Another car would have come along, a family car for which she had said she was waiting, or even another man, a white man. Most travelers, like most men, were intrinsically decent. The end result for Iris would have been the same, cruelly the same. But he needn’t have been involved. He was the wrong man to have played Samaritan, and he’d known it, known it there on the road and in every irreversible moment since.
By the time I finished The Expendable Man, I was pretty sure I wanted to include it in the reading list for my survey course on mystery fiction next time around, probably in place of Walter Mosley’s Devil In A Blue Dress. It’s not that I think it’s better than Devil, but I’ve assigned Devil so often I would like to take a break from it, and Hughes’s novel deals with some very similar thematic issues. Both are astute and thought-provoking variations on noir conventions; both use specific individual crimes as devices for examining much bigger questions about social justice and especially about, as the NYRB cover text puts it, “the greatest of all American crimes.” The Expendable Man is also really gripping reading: its first chapter especially is an absolute masterclass in atmospheric unease. My profound relief when Hugh finally rid himself of Iris was compromised only by knowing that of course this was not really going to be the end of it for him—and by knowing already what the narrative itself so coyly withholds for as long as it can, which is that Hugh is a Black man in a racist world, and so he is never really going to be either free or safe.
There are many interesting aspects of the investigation that unfolds as Hugh (with painful inevitability) ends up the prime suspect in Iris’s death. I haven’t spent enough time with the novel at this point to be sure what to make of all of them, but one thing I’ll want to think more about is Ellen’s role, which doesn’t fit any of the usual restrictive hard-boiled parts for women to play. It seems tied to the novel’s attention to class, which, as Mosley notes in his Afterword to the NYRB edition, does not protect Hugh the way he hopes it will: his education and career path, his family’s money and social standing—none of it insulates him from hatred or suspicion. But Ellen’s money and connections are sources of strength, as is her prompt and unequivocal commitment to being on Hugh’s side. If Iris can be seen as a version of the damsel-in-distress turned femme fatale (intentionally or not), Ellen is an ally and partner for Hugh, one who refuses to sit on the sidelines while an injustice is perpetrated. There are other details worth considering about who helps Hugh and who doesn’t, too, including the white lawyer whose motives are primarily political, rather than principled.
The aspect of the novel that I liked the least was its vilification of abortion providers. At least on this first read, I didn’t get any sense that Hugh considers reproductive rights worth defending. What sympathy he feels towards Iris is about her as a murder victim – which is related, of course, to her abortion, but I didn’t pick up any compassion for the secrecy and the risk specific to it, any sense that if only she could get a safe and legal abortion she would have been less vulnerable to other kinds of predation. And Doc Jopher comes across as wholly repugnant, including to Hugh, who reflects with disgust that whatever sentence he serves, he’ll be back before long “to carry on with his butcher’s business.” I don’t think this matters to my interest in assigning the novel: books don’t have to align with my politics to be worth discussing, that’s for sure – otherwise I couldn’t possibly assign The Big Sleep, which I find both misogynistic and homophobic. It’s also possible there are details that would complicate or even change my reading of Hughes’s novel as aggressively anti-abortion (not just grim about its realities at the time). I’d be interested to know what other readers of the novel think about this element of the novel. Does it just seem “of its time”? (And yet, of course, abortion rights were not universally condemned in 1963, so even if so, that’s a particular stance to take on an ongoing controversy.) If I keep Sara Paretsky’s Indemnity Only on the list, there would be an immediate contrast with V. I. Warshawski’s friend Lotty Herschel, whose commitment to providing safe abortions (even when they were illegal) is part of that novel’s feminist framing.
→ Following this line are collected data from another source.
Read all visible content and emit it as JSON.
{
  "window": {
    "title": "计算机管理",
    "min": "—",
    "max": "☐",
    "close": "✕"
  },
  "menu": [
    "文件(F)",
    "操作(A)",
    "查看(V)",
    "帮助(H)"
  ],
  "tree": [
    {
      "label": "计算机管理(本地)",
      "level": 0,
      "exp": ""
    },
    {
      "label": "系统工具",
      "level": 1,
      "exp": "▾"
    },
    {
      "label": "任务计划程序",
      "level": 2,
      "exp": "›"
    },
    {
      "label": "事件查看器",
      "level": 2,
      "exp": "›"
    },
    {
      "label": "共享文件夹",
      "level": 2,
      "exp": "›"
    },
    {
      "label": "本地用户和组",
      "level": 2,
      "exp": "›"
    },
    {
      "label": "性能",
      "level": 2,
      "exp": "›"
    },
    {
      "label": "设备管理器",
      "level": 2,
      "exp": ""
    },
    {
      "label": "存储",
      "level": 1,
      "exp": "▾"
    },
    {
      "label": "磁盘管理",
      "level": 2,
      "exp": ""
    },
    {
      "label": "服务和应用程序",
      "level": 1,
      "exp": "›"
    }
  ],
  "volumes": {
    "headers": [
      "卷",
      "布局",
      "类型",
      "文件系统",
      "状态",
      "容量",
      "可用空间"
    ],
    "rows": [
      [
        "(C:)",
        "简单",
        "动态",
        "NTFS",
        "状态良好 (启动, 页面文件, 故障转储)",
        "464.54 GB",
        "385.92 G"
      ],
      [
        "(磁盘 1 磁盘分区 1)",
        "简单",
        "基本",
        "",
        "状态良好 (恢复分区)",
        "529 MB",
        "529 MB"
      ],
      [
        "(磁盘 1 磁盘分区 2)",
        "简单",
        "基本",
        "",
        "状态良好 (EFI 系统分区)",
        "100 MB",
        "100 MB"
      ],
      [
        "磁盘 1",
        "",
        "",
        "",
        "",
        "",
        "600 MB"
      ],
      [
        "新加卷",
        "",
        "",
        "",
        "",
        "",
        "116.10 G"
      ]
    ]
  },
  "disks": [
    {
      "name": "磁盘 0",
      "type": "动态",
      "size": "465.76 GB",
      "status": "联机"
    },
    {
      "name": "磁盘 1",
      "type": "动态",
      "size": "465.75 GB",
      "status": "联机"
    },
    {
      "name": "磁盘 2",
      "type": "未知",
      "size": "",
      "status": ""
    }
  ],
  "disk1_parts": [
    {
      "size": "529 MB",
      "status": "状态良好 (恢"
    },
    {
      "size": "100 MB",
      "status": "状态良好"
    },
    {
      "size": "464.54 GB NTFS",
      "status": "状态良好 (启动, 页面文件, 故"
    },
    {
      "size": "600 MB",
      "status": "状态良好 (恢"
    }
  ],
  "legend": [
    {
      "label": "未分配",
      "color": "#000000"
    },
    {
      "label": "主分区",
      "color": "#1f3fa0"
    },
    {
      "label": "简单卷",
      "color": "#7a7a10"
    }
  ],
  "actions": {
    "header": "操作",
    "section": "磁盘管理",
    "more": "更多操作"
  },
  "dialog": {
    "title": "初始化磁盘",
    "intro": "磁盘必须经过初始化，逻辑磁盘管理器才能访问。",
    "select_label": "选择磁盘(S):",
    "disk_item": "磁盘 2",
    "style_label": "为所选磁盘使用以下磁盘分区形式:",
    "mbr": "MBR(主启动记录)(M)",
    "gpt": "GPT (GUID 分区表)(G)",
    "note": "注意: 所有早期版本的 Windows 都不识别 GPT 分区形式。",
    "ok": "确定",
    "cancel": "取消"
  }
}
The thing that does make me hesitate is the oddity (arguably) of assigning a novel that is fundamentally about race, and that is told from the point of view of a Black man—but which is written by a white woman. “A white woman writing of a young black man’s problems with the law was a certain kind of gamble,” Mosley comments in his Afterword—but Mosley himself doesn’t seem to consider it problematic, moving immediately on to remark Hughes’s general interest in writing “from perspectives far from her own.” It is clear from the afterword that Mosley greatly admires Hughes in general and The Expendable Man in particular. What kind of representation is more important, in a class like mine that tries to show the range of uses to which the forms of detective fiction have been put since its emergence as a distinct form? It seems as if Mosley would consider it most important to address “the darker reality” (as he puts it) that lies behind more “glittering versions of American life.” Presumably he thinks the gamble paid off for Hughes because the result was a very good novel.
Another car would have come along, a family car for which she had said she was waiting, or even another man, a white man. Most travelers, like most men, were intrinsically decent. The end result for Iris would have been the same, cruelly the same. But he needn’t have been involved. He was the wrong man to have played Samaritan, and he’d known it, known it there on the road and in every irreversible moment since.